- From: Dave Lewis <dave.lewis@cs.tcd.ie>
- Date: Wed, 09 Jan 2013 01:28:31 +0000
- To: "Dr. David Filip" <David.Filip@ul.ie>
- CC: Yves Savourel <ysavourel@enlaso.com>, Felix Sasaki <fsasaki@w3.org>, tadej.stajner@ijs.si, public-multilingualweb-lt@w3.org
David, You are right, this sort of opportunistic MT use of disambiguation data would suit more the home spun/push button trained MT market, I'd presume the big guys like Google would have sucked DBpedia dry of all useful parallel text already. The other two use cases you describe are also very credible options, and probably more immediately understandable to localization folk so very worth pursuing. cheers, Dave On 08/01/2013 22:25, Dr. David Filip wrote: > Dave, says that the disambiguation is more useful for MT. I do not > entirely agree. > I do not see large MT providers like Google building support for this > info.
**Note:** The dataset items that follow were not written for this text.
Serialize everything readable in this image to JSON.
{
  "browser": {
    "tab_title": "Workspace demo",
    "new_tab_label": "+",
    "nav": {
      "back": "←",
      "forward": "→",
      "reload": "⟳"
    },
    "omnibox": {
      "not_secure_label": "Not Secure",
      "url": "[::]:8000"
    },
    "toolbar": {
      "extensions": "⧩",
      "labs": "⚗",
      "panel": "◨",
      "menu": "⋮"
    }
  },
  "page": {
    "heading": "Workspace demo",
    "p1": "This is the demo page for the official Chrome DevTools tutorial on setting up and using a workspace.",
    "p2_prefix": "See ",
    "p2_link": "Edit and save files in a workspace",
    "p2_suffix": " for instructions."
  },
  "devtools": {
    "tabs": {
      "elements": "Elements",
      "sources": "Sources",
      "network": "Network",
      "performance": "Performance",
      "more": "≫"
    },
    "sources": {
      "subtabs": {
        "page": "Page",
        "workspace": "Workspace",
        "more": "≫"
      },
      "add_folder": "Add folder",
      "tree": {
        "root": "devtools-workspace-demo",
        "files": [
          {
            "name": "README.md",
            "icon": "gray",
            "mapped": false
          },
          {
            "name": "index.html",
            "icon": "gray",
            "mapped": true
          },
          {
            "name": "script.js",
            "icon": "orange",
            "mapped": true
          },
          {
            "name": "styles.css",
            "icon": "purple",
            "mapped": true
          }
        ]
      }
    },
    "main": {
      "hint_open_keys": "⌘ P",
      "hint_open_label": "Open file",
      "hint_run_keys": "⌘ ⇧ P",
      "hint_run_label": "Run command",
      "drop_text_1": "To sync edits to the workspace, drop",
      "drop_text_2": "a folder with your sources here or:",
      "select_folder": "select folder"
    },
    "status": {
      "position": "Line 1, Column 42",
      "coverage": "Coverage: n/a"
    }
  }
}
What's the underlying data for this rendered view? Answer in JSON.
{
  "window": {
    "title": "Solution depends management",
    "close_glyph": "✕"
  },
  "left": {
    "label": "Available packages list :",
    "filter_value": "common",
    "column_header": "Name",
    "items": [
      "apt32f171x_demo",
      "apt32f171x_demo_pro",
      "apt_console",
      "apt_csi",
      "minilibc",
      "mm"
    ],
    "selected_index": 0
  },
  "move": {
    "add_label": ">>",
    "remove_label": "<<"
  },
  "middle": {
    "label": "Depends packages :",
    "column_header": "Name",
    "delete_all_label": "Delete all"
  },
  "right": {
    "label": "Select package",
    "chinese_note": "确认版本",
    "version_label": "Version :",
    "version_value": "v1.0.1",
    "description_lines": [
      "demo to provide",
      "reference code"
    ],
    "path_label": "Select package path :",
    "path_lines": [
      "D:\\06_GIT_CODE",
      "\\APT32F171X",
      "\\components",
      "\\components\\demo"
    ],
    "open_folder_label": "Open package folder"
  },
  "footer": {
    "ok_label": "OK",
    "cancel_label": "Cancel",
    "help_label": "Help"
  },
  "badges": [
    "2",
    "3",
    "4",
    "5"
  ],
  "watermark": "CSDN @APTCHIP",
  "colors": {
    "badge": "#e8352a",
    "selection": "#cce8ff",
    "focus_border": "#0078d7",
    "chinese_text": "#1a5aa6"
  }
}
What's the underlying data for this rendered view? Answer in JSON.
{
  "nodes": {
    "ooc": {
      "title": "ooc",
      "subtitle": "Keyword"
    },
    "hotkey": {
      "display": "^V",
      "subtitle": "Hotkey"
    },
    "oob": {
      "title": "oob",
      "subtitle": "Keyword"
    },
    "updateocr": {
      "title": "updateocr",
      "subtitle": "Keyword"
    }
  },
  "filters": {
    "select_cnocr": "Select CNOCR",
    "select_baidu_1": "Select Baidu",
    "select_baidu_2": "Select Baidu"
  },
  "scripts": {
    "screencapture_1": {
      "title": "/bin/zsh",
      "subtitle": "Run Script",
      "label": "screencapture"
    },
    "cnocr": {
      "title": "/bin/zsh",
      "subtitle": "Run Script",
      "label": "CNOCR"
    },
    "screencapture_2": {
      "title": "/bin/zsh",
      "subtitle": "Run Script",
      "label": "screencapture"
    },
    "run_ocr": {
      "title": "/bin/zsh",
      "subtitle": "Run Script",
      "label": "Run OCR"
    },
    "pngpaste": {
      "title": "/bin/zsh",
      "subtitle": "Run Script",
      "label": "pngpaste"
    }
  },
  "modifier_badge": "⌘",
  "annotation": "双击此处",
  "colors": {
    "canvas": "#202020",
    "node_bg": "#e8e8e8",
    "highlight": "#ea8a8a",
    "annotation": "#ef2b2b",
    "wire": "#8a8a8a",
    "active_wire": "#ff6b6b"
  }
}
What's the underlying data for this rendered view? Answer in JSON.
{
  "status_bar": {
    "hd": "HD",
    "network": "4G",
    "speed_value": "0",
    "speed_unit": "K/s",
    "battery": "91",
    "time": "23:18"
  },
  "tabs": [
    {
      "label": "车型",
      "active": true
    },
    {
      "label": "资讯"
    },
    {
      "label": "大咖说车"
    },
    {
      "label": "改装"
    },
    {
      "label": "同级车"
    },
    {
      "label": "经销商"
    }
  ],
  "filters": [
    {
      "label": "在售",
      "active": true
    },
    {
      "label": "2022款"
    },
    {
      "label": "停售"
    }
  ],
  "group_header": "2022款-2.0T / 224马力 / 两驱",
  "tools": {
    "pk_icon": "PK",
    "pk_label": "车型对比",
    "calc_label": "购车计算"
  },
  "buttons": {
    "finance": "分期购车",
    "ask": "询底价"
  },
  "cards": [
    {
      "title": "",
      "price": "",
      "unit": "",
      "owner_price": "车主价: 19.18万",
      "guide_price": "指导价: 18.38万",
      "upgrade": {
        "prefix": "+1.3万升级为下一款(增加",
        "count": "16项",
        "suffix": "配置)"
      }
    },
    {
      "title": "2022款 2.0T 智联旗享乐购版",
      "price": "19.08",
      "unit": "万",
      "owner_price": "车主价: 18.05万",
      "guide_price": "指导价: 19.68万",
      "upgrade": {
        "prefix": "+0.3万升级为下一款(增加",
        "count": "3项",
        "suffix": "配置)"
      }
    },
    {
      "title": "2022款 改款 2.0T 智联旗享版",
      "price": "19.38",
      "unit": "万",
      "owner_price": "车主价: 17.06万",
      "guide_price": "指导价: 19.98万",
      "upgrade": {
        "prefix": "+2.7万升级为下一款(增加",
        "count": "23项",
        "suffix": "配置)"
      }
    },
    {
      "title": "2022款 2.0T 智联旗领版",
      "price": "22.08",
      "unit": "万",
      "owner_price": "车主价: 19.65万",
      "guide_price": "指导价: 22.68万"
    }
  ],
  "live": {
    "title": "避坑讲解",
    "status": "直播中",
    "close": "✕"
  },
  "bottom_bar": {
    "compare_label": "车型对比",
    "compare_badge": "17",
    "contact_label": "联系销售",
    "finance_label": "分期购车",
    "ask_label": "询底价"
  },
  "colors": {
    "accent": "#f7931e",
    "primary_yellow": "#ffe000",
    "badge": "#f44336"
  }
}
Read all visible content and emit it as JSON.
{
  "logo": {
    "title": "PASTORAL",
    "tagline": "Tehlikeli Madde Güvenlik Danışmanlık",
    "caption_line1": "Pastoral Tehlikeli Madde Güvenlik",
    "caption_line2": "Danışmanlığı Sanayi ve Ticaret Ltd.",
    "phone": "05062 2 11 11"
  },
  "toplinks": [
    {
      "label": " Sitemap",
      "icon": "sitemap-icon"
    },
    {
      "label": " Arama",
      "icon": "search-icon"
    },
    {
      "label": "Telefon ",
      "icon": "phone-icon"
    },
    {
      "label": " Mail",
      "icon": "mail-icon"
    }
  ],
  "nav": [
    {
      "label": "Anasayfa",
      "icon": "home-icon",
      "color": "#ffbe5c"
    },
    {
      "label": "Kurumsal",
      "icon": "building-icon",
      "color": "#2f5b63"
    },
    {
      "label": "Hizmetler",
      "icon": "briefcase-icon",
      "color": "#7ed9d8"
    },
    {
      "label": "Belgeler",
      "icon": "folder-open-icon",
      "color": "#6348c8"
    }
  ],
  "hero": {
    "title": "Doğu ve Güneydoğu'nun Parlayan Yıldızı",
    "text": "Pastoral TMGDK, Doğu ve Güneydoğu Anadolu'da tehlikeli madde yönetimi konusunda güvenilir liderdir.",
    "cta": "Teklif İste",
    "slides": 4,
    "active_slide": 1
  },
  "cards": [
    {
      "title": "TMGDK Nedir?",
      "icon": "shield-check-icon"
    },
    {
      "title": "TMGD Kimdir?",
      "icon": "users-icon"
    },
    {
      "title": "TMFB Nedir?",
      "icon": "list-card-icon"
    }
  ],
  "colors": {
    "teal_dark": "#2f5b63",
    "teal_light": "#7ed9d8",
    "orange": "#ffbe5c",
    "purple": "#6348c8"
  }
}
On the other hand, SOLAS consumes the disambiguation info and > presents it to the human agent, as a color-coded span with linked > reference, eventually prose comment. > > People keep talking about importance of terminology management, > however terminology has always lower priority compared to direct > leveraging, as it is harder to put a financial benefit tag on it. > Getting marked terminology candidates via ITS encoded disambiguation > info is very attractive bootstrapping scenario for human translation.. > Apart from that using disambiguation as term candidates in a broder > term life cycle is an obvious backdoor for terminology (term), which > is good.